But they didn't and we don't and there's a reason. The reason is that their
civilizations did not have within them the seeds to generate the scientific
method, those seeds being a foundation of individual liberty and the
associated social structures of a free market that ruthlessly disciplines
refusal to understand and come to terms with "objective reality". It is with
deep sympathy that one perceives the mental and social contortions the great
Asian thinkers went through to deal with this cultural handicap. The Buddha
raised conceptual walls against metaphysical speculation that most of his
followers ignored. Lao T'zu founded a tradition of eccentric hermeticism to
avoid the stifling social bonds and restrictions of Confucianism. But in
doing these things, the great Asian thinkers crippled the power of their own
insights.
Only in the West, with its cultural roots in the Agora of Athens and the
Roman virtues of civitas, could the power of human technological engagement
with "objective reality" be unleashed.
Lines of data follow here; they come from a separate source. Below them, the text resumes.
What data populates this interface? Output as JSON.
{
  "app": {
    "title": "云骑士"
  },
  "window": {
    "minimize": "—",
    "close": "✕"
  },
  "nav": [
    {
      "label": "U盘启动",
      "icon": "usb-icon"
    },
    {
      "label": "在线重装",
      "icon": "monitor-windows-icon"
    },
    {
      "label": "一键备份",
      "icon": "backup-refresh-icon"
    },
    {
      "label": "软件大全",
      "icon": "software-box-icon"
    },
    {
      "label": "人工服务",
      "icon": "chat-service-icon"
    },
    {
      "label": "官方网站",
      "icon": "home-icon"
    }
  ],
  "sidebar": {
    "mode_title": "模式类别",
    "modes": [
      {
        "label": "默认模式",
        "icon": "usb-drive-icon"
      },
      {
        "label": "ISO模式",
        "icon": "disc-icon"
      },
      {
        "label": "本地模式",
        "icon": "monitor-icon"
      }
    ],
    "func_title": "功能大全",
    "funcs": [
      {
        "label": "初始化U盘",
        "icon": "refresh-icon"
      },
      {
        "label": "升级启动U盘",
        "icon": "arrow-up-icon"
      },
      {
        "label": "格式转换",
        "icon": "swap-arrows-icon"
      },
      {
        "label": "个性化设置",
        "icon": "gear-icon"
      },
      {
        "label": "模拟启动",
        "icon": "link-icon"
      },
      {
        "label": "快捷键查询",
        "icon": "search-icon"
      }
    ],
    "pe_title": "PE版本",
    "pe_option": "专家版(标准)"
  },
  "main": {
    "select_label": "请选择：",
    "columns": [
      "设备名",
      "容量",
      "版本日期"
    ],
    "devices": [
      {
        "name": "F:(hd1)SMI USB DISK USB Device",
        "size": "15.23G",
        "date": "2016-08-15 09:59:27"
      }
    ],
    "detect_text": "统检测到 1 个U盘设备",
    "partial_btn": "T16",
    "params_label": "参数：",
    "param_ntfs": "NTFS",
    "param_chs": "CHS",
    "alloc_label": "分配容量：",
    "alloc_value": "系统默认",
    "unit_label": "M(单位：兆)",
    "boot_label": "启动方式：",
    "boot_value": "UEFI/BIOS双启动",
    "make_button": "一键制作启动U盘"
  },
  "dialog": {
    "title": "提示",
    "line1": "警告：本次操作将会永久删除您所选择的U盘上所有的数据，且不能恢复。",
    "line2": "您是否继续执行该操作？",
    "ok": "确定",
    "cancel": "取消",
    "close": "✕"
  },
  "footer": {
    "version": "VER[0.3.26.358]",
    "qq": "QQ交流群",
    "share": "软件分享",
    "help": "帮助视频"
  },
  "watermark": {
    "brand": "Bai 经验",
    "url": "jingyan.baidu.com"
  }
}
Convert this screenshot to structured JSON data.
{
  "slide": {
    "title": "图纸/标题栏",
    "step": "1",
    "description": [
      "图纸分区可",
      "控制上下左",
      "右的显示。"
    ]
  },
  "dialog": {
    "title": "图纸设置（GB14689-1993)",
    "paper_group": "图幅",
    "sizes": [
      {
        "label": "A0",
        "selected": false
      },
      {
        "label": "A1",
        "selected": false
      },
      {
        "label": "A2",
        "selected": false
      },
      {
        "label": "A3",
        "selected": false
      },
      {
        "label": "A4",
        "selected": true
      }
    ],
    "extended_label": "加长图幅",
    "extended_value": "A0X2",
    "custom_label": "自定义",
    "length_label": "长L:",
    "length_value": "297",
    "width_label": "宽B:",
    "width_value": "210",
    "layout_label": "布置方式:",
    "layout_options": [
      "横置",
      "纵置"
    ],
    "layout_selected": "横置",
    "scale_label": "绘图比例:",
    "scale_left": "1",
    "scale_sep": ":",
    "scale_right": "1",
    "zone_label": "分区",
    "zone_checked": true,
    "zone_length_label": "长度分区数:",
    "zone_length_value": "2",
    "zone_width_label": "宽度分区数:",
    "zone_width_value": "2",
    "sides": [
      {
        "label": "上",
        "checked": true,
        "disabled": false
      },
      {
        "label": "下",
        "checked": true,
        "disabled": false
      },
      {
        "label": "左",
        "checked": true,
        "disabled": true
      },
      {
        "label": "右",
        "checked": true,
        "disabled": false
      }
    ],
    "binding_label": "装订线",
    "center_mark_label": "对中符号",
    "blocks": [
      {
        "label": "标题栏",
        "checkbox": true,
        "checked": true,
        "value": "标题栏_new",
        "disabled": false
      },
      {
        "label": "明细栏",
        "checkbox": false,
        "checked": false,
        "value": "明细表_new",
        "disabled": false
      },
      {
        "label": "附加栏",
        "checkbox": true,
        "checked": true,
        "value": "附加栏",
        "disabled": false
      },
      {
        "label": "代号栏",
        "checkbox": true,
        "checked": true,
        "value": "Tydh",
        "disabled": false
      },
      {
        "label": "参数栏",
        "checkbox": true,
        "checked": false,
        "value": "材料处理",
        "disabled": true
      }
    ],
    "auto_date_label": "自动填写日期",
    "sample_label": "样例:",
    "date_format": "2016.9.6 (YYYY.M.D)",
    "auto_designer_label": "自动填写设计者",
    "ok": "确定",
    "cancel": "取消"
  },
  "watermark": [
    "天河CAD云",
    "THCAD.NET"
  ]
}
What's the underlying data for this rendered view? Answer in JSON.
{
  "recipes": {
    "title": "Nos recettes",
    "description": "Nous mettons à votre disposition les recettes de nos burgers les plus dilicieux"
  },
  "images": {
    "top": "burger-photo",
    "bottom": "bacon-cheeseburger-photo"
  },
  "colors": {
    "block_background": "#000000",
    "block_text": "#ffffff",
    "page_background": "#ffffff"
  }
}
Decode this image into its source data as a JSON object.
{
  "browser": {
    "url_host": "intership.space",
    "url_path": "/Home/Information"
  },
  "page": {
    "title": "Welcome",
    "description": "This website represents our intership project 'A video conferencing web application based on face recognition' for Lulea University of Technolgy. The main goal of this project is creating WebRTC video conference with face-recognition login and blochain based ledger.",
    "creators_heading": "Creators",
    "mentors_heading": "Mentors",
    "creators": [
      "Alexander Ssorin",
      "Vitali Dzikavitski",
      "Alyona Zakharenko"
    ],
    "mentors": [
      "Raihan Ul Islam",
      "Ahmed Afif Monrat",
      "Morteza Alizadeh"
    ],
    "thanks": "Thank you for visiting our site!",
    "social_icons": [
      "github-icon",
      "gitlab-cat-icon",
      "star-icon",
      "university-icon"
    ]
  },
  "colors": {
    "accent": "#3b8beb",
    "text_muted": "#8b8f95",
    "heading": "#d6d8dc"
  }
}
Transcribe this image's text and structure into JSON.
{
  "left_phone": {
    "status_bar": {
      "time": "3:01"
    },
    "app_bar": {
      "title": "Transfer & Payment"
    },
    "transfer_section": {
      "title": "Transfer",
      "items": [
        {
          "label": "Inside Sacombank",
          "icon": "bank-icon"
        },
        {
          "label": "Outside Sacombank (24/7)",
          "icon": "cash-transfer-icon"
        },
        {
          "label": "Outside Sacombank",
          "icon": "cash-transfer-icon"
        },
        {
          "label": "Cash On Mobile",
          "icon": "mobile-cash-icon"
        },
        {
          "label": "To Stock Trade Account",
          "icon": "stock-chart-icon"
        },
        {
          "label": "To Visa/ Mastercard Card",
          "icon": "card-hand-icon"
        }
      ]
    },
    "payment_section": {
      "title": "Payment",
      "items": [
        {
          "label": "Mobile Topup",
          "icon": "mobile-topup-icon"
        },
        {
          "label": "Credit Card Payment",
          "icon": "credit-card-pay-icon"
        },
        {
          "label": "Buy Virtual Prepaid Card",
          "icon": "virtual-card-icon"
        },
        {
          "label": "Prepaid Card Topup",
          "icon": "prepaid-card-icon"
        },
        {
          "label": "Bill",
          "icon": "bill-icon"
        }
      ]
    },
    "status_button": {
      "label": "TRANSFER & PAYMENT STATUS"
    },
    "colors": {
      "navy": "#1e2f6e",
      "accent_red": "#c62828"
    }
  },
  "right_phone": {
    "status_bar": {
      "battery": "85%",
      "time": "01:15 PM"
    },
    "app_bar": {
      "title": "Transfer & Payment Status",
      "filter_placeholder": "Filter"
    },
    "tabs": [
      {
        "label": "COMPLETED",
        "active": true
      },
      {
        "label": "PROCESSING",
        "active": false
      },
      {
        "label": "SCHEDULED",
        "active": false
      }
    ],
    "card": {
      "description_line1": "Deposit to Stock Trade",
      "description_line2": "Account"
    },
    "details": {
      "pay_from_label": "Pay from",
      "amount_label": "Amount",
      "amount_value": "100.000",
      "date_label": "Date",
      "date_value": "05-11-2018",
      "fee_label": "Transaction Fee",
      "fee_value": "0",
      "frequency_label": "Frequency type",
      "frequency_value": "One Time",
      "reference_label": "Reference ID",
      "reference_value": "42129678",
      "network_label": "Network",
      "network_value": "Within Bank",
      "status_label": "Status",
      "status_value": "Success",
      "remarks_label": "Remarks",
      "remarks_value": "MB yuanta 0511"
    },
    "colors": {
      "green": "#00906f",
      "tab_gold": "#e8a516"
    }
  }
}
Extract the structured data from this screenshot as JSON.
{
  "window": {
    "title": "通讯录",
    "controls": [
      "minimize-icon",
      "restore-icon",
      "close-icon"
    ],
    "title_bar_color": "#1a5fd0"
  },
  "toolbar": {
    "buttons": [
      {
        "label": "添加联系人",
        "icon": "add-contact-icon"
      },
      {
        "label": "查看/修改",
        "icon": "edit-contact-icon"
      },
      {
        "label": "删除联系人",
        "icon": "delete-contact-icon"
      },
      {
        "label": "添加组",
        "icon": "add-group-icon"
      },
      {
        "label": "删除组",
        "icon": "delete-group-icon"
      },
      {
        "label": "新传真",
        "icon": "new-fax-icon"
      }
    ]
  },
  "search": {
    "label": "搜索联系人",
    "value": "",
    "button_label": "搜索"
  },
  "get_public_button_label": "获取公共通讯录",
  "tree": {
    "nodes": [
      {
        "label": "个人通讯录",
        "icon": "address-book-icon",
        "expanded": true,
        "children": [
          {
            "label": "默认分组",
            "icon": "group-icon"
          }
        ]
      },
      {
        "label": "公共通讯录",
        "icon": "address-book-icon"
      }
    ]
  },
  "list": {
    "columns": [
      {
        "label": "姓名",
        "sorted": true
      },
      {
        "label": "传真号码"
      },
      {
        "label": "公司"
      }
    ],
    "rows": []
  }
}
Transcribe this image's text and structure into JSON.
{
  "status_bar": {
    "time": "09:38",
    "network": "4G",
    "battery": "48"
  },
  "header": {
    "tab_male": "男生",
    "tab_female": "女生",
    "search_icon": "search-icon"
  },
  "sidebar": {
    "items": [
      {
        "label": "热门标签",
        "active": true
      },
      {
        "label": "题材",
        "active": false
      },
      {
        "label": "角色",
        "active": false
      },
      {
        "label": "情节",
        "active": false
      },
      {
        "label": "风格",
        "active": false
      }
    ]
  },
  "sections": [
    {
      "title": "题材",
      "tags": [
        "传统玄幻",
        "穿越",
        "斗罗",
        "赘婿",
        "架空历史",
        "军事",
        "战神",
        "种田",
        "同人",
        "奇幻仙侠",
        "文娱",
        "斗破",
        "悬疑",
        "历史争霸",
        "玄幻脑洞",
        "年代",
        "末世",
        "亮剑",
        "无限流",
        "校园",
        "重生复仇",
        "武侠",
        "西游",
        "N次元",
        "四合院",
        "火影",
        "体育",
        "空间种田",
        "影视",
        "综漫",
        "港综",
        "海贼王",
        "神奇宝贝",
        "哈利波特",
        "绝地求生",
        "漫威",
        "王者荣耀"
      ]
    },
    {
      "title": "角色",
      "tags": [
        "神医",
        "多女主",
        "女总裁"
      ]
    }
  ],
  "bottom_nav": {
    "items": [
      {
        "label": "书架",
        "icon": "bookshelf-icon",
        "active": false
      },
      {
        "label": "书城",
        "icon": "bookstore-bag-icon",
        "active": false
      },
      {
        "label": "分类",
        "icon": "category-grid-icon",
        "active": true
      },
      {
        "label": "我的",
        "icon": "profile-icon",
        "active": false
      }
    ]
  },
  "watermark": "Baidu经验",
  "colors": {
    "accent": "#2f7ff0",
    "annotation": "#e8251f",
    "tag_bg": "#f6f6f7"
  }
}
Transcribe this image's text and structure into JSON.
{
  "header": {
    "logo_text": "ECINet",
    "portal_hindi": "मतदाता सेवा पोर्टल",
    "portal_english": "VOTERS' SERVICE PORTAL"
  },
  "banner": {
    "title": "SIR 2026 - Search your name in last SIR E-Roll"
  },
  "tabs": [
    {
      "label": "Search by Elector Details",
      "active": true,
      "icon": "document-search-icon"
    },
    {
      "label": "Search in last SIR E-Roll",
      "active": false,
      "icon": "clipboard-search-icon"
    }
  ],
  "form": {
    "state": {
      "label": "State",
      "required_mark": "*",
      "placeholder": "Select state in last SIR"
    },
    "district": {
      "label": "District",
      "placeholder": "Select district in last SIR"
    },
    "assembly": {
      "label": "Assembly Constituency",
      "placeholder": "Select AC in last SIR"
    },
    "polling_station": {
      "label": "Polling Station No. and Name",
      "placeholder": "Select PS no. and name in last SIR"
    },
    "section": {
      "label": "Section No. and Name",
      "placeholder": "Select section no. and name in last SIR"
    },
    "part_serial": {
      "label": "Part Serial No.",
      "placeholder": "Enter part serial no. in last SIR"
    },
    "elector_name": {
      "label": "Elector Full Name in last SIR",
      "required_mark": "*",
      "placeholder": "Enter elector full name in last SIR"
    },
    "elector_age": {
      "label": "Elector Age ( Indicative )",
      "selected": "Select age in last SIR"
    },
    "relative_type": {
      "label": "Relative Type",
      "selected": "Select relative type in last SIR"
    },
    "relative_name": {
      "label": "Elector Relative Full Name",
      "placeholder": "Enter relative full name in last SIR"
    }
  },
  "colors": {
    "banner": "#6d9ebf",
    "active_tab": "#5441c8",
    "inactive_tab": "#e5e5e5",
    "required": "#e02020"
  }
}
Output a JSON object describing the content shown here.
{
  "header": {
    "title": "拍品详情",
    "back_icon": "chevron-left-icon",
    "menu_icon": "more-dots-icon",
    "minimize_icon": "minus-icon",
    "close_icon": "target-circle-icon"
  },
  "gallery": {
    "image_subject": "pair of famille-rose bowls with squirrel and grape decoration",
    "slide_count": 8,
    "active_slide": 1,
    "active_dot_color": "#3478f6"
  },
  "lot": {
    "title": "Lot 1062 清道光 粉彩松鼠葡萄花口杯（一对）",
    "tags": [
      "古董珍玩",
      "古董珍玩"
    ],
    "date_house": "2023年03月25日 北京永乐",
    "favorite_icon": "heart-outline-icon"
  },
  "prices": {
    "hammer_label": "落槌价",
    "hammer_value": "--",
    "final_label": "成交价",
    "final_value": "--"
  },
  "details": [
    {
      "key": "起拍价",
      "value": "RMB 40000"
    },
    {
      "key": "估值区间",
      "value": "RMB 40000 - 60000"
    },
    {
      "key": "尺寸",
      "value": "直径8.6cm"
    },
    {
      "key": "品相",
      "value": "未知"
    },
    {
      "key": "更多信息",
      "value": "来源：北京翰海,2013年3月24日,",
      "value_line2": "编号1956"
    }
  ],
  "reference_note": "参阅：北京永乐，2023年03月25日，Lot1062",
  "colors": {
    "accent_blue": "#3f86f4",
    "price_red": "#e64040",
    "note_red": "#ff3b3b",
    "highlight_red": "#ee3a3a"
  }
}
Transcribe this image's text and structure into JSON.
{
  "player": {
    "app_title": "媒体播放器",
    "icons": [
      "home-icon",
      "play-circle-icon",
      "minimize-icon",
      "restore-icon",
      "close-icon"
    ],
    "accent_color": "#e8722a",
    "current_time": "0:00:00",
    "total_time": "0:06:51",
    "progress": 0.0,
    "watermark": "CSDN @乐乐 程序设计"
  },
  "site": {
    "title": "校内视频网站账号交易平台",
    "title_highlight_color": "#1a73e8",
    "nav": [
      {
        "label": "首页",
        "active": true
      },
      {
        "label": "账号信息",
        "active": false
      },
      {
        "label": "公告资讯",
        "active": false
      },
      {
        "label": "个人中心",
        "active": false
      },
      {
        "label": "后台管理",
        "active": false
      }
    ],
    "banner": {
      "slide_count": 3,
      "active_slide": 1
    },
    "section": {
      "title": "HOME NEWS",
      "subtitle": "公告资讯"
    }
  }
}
Only in the European bourgoise
societies of the Renaissance could that power be limitlessly amplified
through the feedback mechanism of the scientific method. Has the West, with
its ignorance of "the inner path", been somehow fundamentally poorer because
of its focus on the "outer" world? In a sense, yes. But, as the "goals,
disciplines and techniques" of extropianism highlight, it may also have been
the only way to give birth to possibilities that are literally infinitely
richer.
Is it time to look back to the "wisdom of the East" and look inward to
untapped riches within? As visionaries like Huxley and Leary foresaw, I
think the answer is a resounding yes. However, we must seek a new synthesis
that vigilantly guards against the unfortunate -- but as I point out above,
inevitable -- errors of the traditional wisdom of the East.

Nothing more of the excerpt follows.